例えば、人事評価モジュールと給与計算モジュールはコンテキストに結びついている。それらを下支えする存在として社員モジュールを作るとすると、そのモジュールは何のコンテキストにも対応しないモジュールになるだろう。
ただ、集約(Aggregate)でも言及するがネットワーク構造になるため避けた方がいいだろう。人事評価における社員と給与計算における社員は異なる責務を持つはずで、1つのモジュールに押し込んでしまうと単一責任の原則に違反する可能性が高い。それぞれのモジュールで社員クラスを用意する方がよい。

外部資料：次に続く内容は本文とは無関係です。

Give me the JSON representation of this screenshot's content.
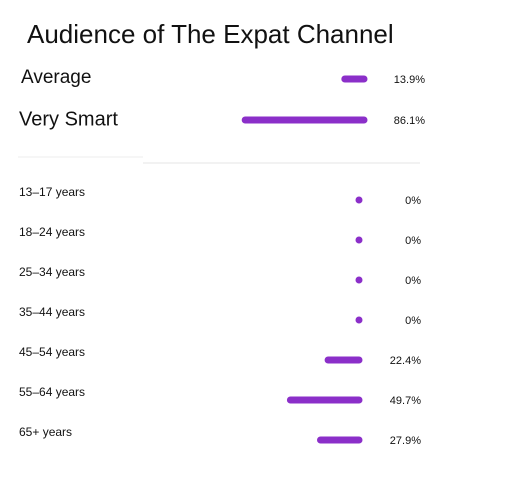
{
  "chart_data": [
    {
      "type": "bar",
      "title": "Audience of The Expat Channel",
      "orientation": "horizontal",
      "color": "#8b2fc9",
      "categories": [
        "Average",
        "Very Smart"
      ],
      "values": [
        13.9,
        86.1
      ],
      "value_labels": [
        "13.9%",
        "86.1%"
      ]
    },
    {
      "type": "bar",
      "orientation": "horizontal",
      "color": "#8b2fc9",
      "categories": [
        "13–17 years",
        "18–24 years",
        "25–34 years",
        "35–44 years",
        "45–54 years",
        "55–64 years",
        "65+ years"
      ],
      "values": [
        0,
        0,
        0,
        0,
        22.4,
        49.7,
        27.9
      ],
      "value_labels": [
        "0%",
        "0%",
        "0%",
        "0%",
        "22.4%",
        "49.7%",
        "27.9%"
      ]
    }
  ]
}
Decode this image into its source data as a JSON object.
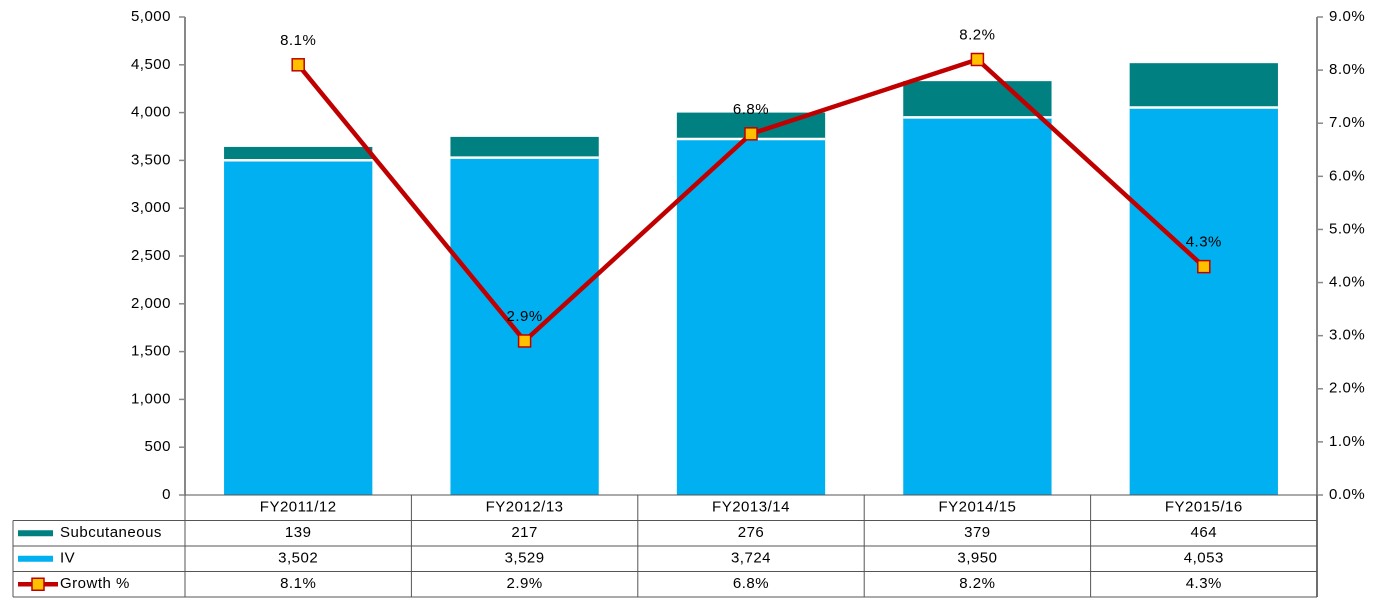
{
  "chart_data": {
    "type": "bar",
    "stacked": true,
    "categories": [
      "FY2011/12",
      "FY2012/13",
      "FY2013/14",
      "FY2014/15",
      "FY2015/16"
    ],
    "series": [
      {
        "name": "Subcutaneous",
        "color": "#008080",
        "values": [
          139,
          217,
          276,
          379,
          464
        ],
        "value_labels": [
          "139",
          "217",
          "276",
          "379",
          "464"
        ]
      },
      {
        "name": "IV",
        "color": "#00b0f0",
        "values": [
          3502,
          3529,
          3724,
          3950,
          4053
        ],
        "value_labels": [
          "3,502",
          "3,529",
          "3,724",
          "3,950",
          "4,053"
        ]
      },
      {
        "name": "Growth %",
        "type": "line",
        "axis": "y2",
        "color": "#c00000",
        "marker_color": "#ffc000",
        "values": [
          8.1,
          2.9,
          6.8,
          8.2,
          4.3
        ],
        "value_labels": [
          "8.1%",
          "2.9%",
          "6.8%",
          "8.2%",
          "4.3%"
        ]
      }
    ],
    "ylim": [
      0,
      5000
    ],
    "yticks": [
      0,
      500,
      {
        "value": 1000,
        "label": "1,000"
      },
      {
        "value": 1500,
        "label": "1,500"
      },
      {
        "value": 2000,
        "label": "2,000"
      },
      {
        "value": 2500,
        "label": "2,500"
      },
      {
        "value": 3000,
        "label": "3,000"
      },
      {
        "value": 3500,
        "label": "3,500"
      },
      {
        "value": 4000,
        "label": "4,000"
      },
      {
        "value": 4500,
        "label": "4,500"
      },
      {
        "value": 5000,
        "label": "5,000"
      }
    ],
    "y2lim": [
      0,
      9
    ],
    "y2ticks": [
      {
        "value": 0,
        "label": "0.0%"
      },
      {
        "value": 1,
        "label": "1.0%"
      },
      {
        "value": 2,
        "label": "2.0%"
      },
      {
        "value": 3,
        "label": "3.0%"
      },
      {
        "value": 4,
        "label": "4.0%"
      },
      {
        "value": 5,
        "label": "5.0%"
      },
      {
        "value": 6,
        "label": "6.0%"
      },
      {
        "value": 7,
        "label": "7.0%"
      },
      {
        "value": 8,
        "label": "8.0%"
      },
      {
        "value": 9,
        "label": "9.0%"
      }
    ],
    "data_table": true
  }
}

また、同じ理由で他のモジュールに対して依存するのは避けた方が良い。強いていえば、入れ子のモジュールで親モジュールにある集約から子モジュールの集約に依存するケースが考えられるが、そういう場合は、親モジュールの集約を新しい子モジュールとして独立させてドメインサービスでふたつの子モジュールの集約を橋渡しするやり方をした方が良い。いくつかのモジュールで使うバリューオブジェクトや仕様がある場合も、第三者のモジュールとして作るのではなく、入れ子モジュールにして親モジュール直下にバリューオブジェクトなどをおく方がよいだろう。
そして、そういったモジュール関係を意識すると結果としては、モジュールはコンテキストを分ける存在になっているはずである。